New Jersey Appleseed Public Interest Law Center today issued the following statement on the proposed constitutional amendment now pending before the Legislature (SCR152 and ACR205) that deals with how state legislative districts are drawn.

After a careful analysis of the pending proposals to alter the State’s reapportionment commission, New Jersey Appleseed has concluded that the proposal would be marginally more harmful than the status quo to the public interest, and to the interest of New Jersey voters. Nonetheless, for reasons more fully stated below, New Jersey Appleseed urges that the current proposal be rejected and that the Assembly and Senate should remand apportionment reform to an appropriate committee, for the establishment of a significantly new system that involves the creation of a citizen-based or nonpartisan commission.

The current method by which both redistricting and reapportionment are performed in New Jersey is at best characterized as minimally acceptable, but short of a just and fair system to which voters are entitled.

As it has operated to date, one political party insider from each of the two major political parties appoints other political party insiders to the reapportionment commission.  In the last reapportionment commission, in 2011, seven of the eleven members were sitting legislators.  Although the overwhelming presence of sitting legislators who have a self-interest in how districts are drawn is problematic, the current system has some protection against excesses.  Namely, because the maps proffered by each political party’s appointees must earn the support of a nonpartisan member appointed by the Chief Justice of the New Jersey Supreme Court, the map drafters are thereby deterred from offering outrageously gerrymandered maps as some other states have witnessed.  The results of this process in the past have been minimally acceptable, but they have still fallen far short of what is obtainable as a matter of fairness and justice.

New Jersey Appleseed does not find that greater diffusion in who chooses reapportionment commission members is intrinsically bad policy.   We do find it problematic, however, that the current proposal would result in the appointing authorities remaining, as is true under the current system, political insiders with a vested interest in the outcome of the map.

Nor do we find the mandate of a minimum number of competitive districts to be intrinsically flawed.  On the contrary, promoting competitive districts is a legitimate factor for the creation of responsible redistricting and reapportionment plans.  The problem with the proposed redistricting amendment is that, for the remaining districts – those not deemed to be competitive, there is no meaningful protection against them being “packed” and “cracked” in a way that would create a legislative map that is unjust – not just to political parties – but more importantly, to voters.

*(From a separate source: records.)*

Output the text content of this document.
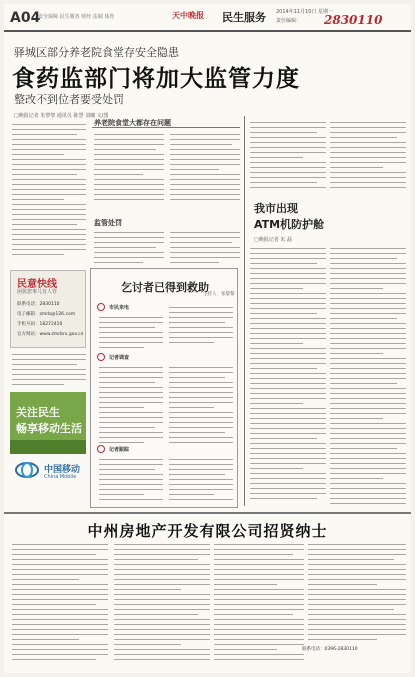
A04
安全保障 民生服务 财经 法制 体育	天中晚报 民生服务 2014年11月10日 星期一
责任编辑： 2830110
驿城区部分养老院食堂存安全隐患
食药监部门将加大监管力度
整改不到位者要受处罚
□晚报记者 朱黎黎 通讯员 陈慧 刘曦 文/图
养老院食堂大都存在问题
监管处罚
民意快线
困扰您事儿有人管
联系电话：2830110
电子邮箱：zmrb@126.com
手机号码：18272410
官方网站：www.zmrbrx.gov.cn
关注民生
畅享移动生活
中国移动
China Mobile
乞讨者已得到救助
主持人：张黎黎
市民来电
记者调查
记者跟踪
我市出现
ATM机防护舱
□晚报记者 朱 磊
中州房地产开发有限公司招贤纳士
联系电话：0396-2830110
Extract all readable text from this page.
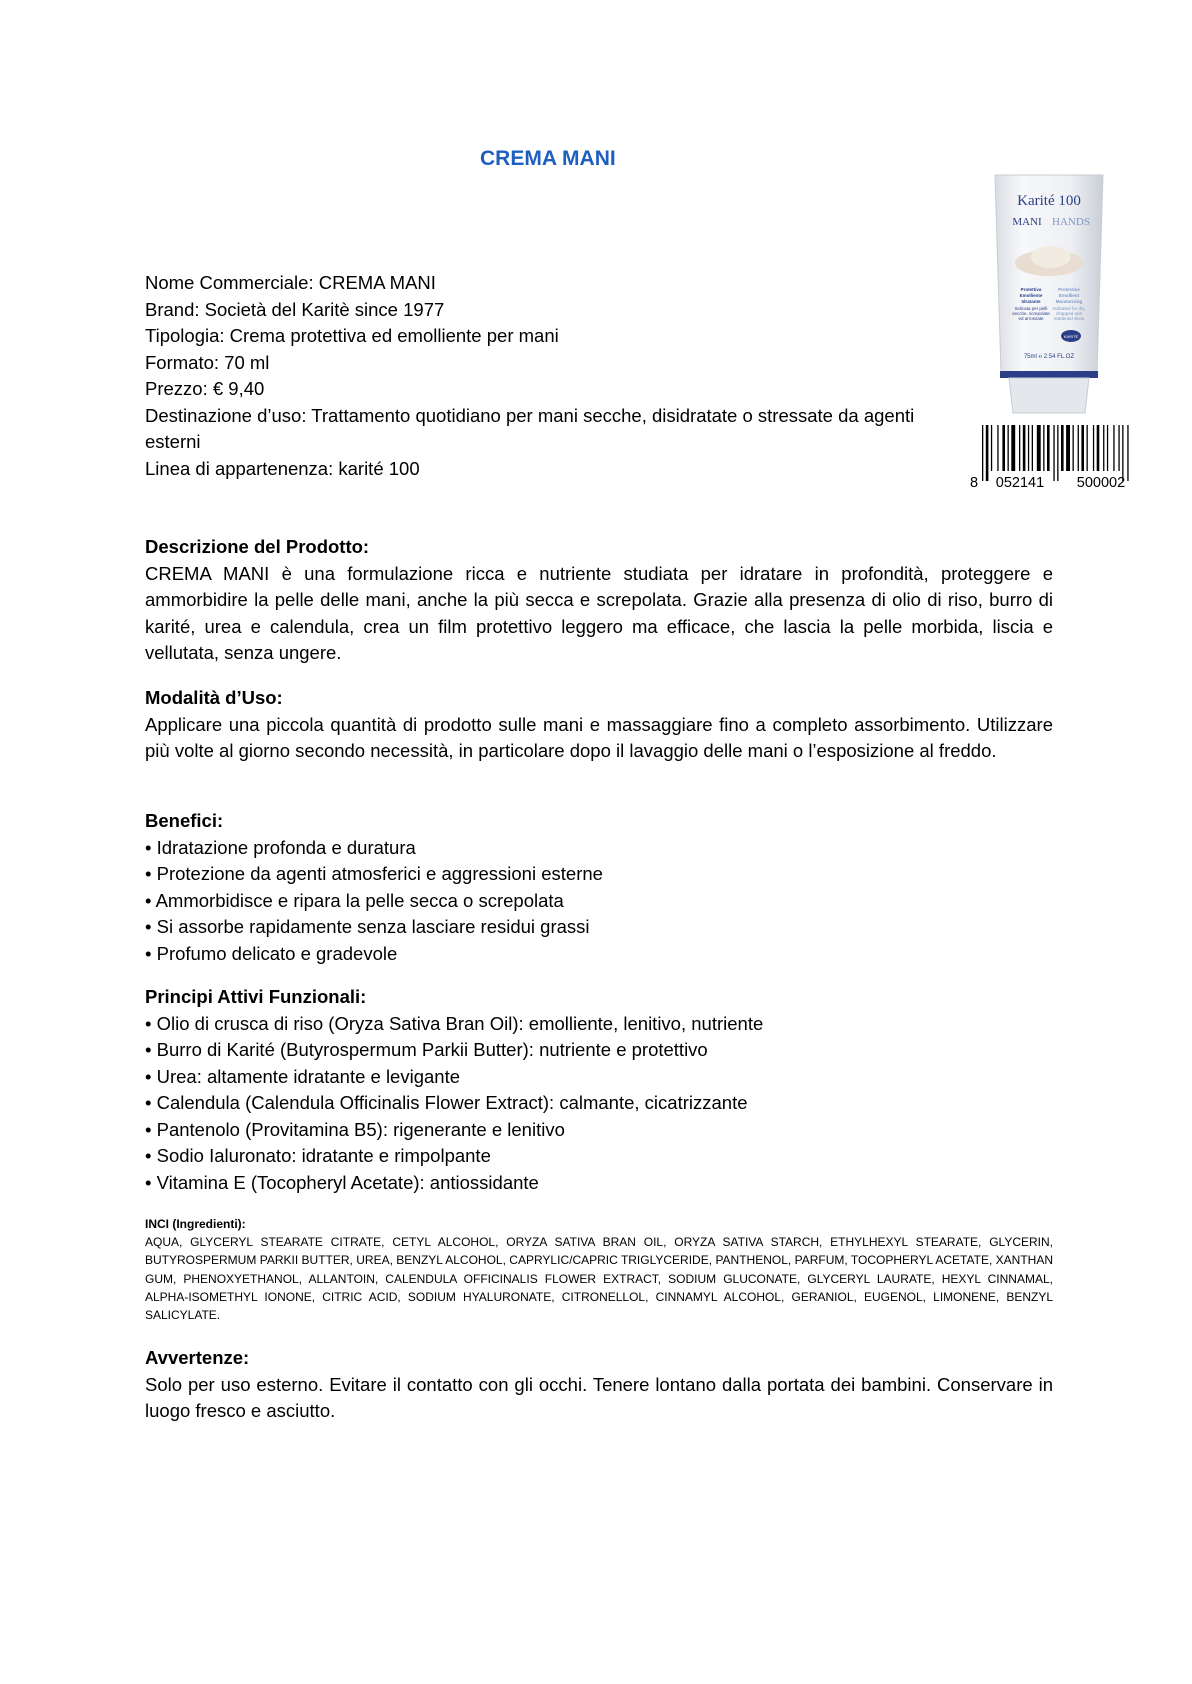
CREMA MANI

Nome Commerciale: CREMA MANI

Brand: Società del Karitè since 1977

Tipologia: Crema protettiva ed emolliente per mani

Formato: 70 ml

Prezzo: € 9,40

Destinazione d’uso: Trattamento quotidiano per mani secche, disidratate o stressate da agenti esterni

Linea di appartenenza: karité 100

Karité 100
MANI HANDS
Protettiva
Emolliente
Idratante
Indicata per pelli
secche, screpolate
ed arrossate
Protective
Emollient
Moisturizing
Indicated for dry,
chapped and
reddened skins
KARITÉ
75ml ℮ 2.54 FL.OZ
8 052141 500002
Descrizione del Prodotto:

CREMA MANI è una formulazione ricca e nutriente studiata per idratare in profondità, proteggere e ammorbidire la pelle delle mani, anche la più secca e screpolata. Grazie alla presenza di olio di riso, burro di karité, urea e calendula, crea un film protettivo leggero ma efficace, che lascia la pelle morbida, liscia e vellutata, senza ungere.

Modalità d’Uso:

Applicare una piccola quantità di prodotto sulle mani e massaggiare fino a completo assorbimento. Utilizzare più volte al giorno secondo necessità, in particolare dopo il lavaggio delle mani o l’esposizione al freddo.

Benefici:
• Idratazione profonda e duratura
• Protezione da agenti atmosferici e aggressioni esterne
• Ammorbidisce e ripara la pelle secca o screpolata
• Si assorbe rapidamente senza lasciare residui grassi
• Profumo delicato e gradevole
Principi Attivi Funzionali:
• Olio di crusca di riso (Oryza Sativa Bran Oil): emolliente, lenitivo, nutriente
• Burro di Karité (Butyrospermum Parkii Butter): nutriente e protettivo
• Urea: altamente idratante e levigante
• Calendula (Calendula Officinalis Flower Extract): calmante, cicatrizzante
• Pantenolo (Provitamina B5): rigenerante e lenitivo
• Sodio Ialuronato: idratante e rimpolpante
• Vitamina E (Tocopheryl Acetate): antiossidante
INCI (Ingredienti):

AQUA, GLYCERYL STEARATE CITRATE, CETYL ALCOHOL, ORYZA SATIVA BRAN OIL, ORYZA SATIVA STARCH, ETHYLHEXYL STEARATE, GLYCERIN, BUTYROSPERMUM PARKII BUTTER, UREA, BENZYL ALCOHOL, CAPRYLIC/CAPRIC TRIGLYCERIDE, PANTHENOL, PARFUM, TOCOPHERYL ACETATE, XANTHAN GUM, PHENOXYETHANOL, ALLANTOIN, CALENDULA OFFICINALIS FLOWER EXTRACT, SODIUM GLUCONATE, GLYCERYL LAURATE, HEXYL CINNAMAL, ALPHA-ISOMETHYL IONONE, CITRIC ACID, SODIUM HYALURONATE, CITRONELLOL, CINNAMYL ALCOHOL, GERANIOL, EUGENOL, LIMONENE, BENZYL SALICYLATE.

Avvertenze:

Solo per uso esterno. Evitare il contatto con gli occhi. Tenere lontano dalla portata dei bambini. Conservare in luogo fresco e asciutto.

New Jersey can confidently look to other states that have created redistricting and reapportionment commissions that draw on experienced professionals, yet seek to minimize (though not eliminate) the role of self-interested legislators and political party insiders in the creation of maps.

While these other methods, sometimes called “citizen-based” or “nonpartisan” commissions, vary in their specifics, what they have in common is they rightly grant political parties and officeholders a full opportunity to be heard in regard to map-drawing.  However, they also ensure that legislators and legislative leadership do not serve as, nor do they appoint, a majority of the committee that actually draws the maps. Among others, California, Colorado, and Iowa all have responsible processes that minimize the influence of political party insiders, either as members of redistricting commissions, or with the responsibility of directly appointing members of these commissions.  These states’ processes provide useful templates from which New Jersey voters could obtain redistricting and reapportionment processes that have the public interest at heart, rather than the self-interest that is promoted by both the current system and the pending amendment proposals.

New Jersey Appleseed therefore urges that SCR152 and ACR205 be rejected, and the matter remanded to the appropriate Senate and Assembly Committee for a proposal that creates a citizen-based, rather than a party-based, redistricting and reapportionment system.

The above statement was prepared by New Jersey Appleseed Executive Director Renée Steinhagen and board member Flavio Komuves.